At 6/25/2007 04:02:00 PM, Blogger Parklife said...

That Newsweek link is frightening. Its interesting to take a look at the "Correct Answers in Bold".

As for the first amendment thing, I found myself a bit worried for religion. I know in the Monterey area a young girl was recently asked to remove her headscarf at school. While this is different than a bong hit, its not that different than a sip of wine. Besides, couldn’t a bong be used for tobacco?

 
At 6/25/2007 04:05:00 PM, Blogger Chancelucky said...

PL,
In defense of the court's decision they did limit the impact to "speech that promoted drug use"in the reasonable view of the administrator.
Of course, school administrators aren't always reasonable. I think that religious expression is safe, for the moment. The Burkha issue is pretty fascinating in general, but I don't really see how the school in Monterey could have forced her to do that....If you have a link to the story....

 
At 6/25/2007 06:41:00 PM, Blogger Martin Heavisides said...

"School administrators aren't always reasonable"
You're going for ironic understatement here, right?
I agree with both your observations. The court's decision has frightening implications, and Frederick's act was in itself fairly stupid.

 
At 6/25/2007 07:50:00 PM, Anonymous pogblog said...

Bong Hits for Satan is all I can say. (Satan is obviously having a merciless merry mock of us with Sick Dick & the HenchIlk. No conceivable Satan could do more creepy deep harm than these Ilk.)

 
At 6/26/2007 09:01:00 AM, Blogger Parklife said...

Here is the AP story.
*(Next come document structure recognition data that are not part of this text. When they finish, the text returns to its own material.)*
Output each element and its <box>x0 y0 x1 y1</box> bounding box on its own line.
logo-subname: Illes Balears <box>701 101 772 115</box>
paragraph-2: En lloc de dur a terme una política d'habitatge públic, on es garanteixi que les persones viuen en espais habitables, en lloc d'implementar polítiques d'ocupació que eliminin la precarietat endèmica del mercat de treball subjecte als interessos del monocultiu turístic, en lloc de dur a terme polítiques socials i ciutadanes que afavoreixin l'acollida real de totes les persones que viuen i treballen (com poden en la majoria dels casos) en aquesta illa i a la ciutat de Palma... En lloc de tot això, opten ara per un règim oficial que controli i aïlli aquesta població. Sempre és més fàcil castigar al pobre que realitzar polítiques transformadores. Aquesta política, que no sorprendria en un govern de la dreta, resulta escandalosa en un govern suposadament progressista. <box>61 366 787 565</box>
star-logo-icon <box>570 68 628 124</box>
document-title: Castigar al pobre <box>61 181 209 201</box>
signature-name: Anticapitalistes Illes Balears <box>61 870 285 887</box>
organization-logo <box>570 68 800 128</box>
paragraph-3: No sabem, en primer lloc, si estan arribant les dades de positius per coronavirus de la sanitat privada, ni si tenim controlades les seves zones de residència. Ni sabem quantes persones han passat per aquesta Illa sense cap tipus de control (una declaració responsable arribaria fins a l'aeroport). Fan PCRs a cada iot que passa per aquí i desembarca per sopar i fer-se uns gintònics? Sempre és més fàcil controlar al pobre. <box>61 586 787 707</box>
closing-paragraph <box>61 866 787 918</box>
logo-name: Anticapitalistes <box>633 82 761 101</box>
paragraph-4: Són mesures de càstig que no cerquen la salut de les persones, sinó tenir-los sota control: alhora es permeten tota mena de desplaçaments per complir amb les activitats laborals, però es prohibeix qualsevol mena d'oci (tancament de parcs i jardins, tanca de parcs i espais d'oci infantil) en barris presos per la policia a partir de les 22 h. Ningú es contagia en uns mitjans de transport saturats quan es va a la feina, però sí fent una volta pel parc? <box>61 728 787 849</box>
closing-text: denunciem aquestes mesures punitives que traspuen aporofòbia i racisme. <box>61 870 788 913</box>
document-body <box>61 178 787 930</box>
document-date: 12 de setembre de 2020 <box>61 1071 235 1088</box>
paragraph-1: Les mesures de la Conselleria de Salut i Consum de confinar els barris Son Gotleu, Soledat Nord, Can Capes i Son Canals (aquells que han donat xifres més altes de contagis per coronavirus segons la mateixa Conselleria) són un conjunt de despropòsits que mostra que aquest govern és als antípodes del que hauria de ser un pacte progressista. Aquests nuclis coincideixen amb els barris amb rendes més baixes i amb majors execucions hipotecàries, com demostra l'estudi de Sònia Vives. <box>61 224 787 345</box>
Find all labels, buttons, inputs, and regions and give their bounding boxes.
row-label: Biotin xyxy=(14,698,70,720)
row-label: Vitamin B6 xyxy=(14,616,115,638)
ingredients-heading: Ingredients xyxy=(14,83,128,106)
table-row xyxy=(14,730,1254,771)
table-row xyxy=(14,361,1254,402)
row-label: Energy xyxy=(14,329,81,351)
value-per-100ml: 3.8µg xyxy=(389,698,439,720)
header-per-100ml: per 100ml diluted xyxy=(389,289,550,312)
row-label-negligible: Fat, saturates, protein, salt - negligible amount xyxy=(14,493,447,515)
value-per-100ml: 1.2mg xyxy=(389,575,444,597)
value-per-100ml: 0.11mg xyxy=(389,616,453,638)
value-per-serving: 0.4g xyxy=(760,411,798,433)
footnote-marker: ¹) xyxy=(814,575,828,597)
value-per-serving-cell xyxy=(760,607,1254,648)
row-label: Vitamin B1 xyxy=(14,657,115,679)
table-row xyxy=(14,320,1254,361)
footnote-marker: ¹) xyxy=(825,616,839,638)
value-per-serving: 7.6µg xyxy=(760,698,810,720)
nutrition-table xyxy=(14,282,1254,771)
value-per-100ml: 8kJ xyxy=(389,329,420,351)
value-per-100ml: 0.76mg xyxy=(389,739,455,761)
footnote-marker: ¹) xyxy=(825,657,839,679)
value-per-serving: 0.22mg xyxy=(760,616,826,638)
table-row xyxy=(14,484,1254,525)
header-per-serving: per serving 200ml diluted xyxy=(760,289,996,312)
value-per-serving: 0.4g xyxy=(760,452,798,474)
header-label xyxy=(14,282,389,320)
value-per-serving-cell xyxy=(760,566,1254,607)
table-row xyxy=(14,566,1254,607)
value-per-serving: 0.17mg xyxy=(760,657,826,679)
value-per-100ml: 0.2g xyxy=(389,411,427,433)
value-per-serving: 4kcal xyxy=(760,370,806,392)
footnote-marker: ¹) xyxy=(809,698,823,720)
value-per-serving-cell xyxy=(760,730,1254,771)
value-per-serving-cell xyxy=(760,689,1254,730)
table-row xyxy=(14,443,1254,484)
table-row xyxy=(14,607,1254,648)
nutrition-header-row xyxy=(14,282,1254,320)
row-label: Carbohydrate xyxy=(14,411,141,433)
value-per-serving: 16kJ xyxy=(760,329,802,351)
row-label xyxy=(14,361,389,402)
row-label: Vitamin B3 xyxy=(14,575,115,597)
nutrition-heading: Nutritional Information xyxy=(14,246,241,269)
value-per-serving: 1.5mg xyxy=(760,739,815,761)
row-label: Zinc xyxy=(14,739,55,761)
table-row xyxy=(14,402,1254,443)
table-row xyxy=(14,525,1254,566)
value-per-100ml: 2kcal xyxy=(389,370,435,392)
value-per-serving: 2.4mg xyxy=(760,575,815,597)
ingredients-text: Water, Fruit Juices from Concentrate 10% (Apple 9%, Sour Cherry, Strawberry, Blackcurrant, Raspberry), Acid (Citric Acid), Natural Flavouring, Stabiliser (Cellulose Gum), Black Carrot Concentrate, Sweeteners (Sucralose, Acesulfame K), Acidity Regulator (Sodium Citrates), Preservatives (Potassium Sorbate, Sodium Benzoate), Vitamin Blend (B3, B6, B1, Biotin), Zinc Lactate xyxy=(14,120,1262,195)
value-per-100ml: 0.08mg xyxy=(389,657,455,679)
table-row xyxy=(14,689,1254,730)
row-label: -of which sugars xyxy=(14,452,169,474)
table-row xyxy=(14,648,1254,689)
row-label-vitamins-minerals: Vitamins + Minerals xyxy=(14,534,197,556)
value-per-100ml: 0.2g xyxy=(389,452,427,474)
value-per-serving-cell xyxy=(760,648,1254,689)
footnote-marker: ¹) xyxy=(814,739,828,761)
I think something ran in the Monterey Herald too. Here is the Muslim News story.

The school has apologized, so the issue seems to be dead.

 
At 6/26/2007 11:13:00 AM, Blogger Chancelucky said...

Parklife,
thanks for the link. Students in California have specific spesech protections under Education Code 48907 and 48950 that go beyond the Federal guarantees.

I'm really surprised the Monterey school even tried it.

 
At 6/27/2007 02:44:00 AM, Blogger benny06 said...

The Bush appointees are doing their job, not for us, but for them. Shouldn't appointees look out for all justice, not just for Bush?

 
At 6/27/2007 08:00:00 AM, Blogger Chancelucky said...

Benny,
This particular case is a bit different in that the student said that the sign itself was nonsensical. IT's all a very strange story. The fact that Ken Starr was the attorney for the school district makes it all that much stranger.

Martin,
yes, I was being a bit ironic. It is odd these days what people will make a stand on. In this case, I think both sides took a fairly bizarre situation and literally made a federal case out of it.

Mr. Pogblog,
I tend to think of this case as being more or less comic all around, but Thomas's dissent is truly scary.

 
At 7/01/2007 01:00:00 AM, Blogger Charles Lambert said...

Well, for a catholic who believes in transubstantiation a hit on a bong would probably transform itself into the breath of Christ, so maybe it isn't totally meaningless.

The oddest thing about that Newsweek poll was this question: From what you know about the situation, do you think the United States is losing the fight against al-Qaeda or radical Islamic terrorism?

The 'correct' answer, according to Newsweek is NO.

 
At 7/01/2007 09:29:00 AM, Blogger Chancelucky said...

Charles,
One of the odd things about this case is how hard everyone tried to steer clear of the "jesus" part of the banner. There are also some Native American religions that use mescaline in their ceremonies.

The student, though, insisted that the banner was purely silly and that he was not attempting to make any kind of statement with it other than to get on television. The other odd thing is that there were several students holding that banner, he was the only one who refused to take it down.

The Newsweek poll has some very "conclusory" correct answers. You could do one of these polls and find that there's a significant percentage of Americans who believe that Iraq is in Africa.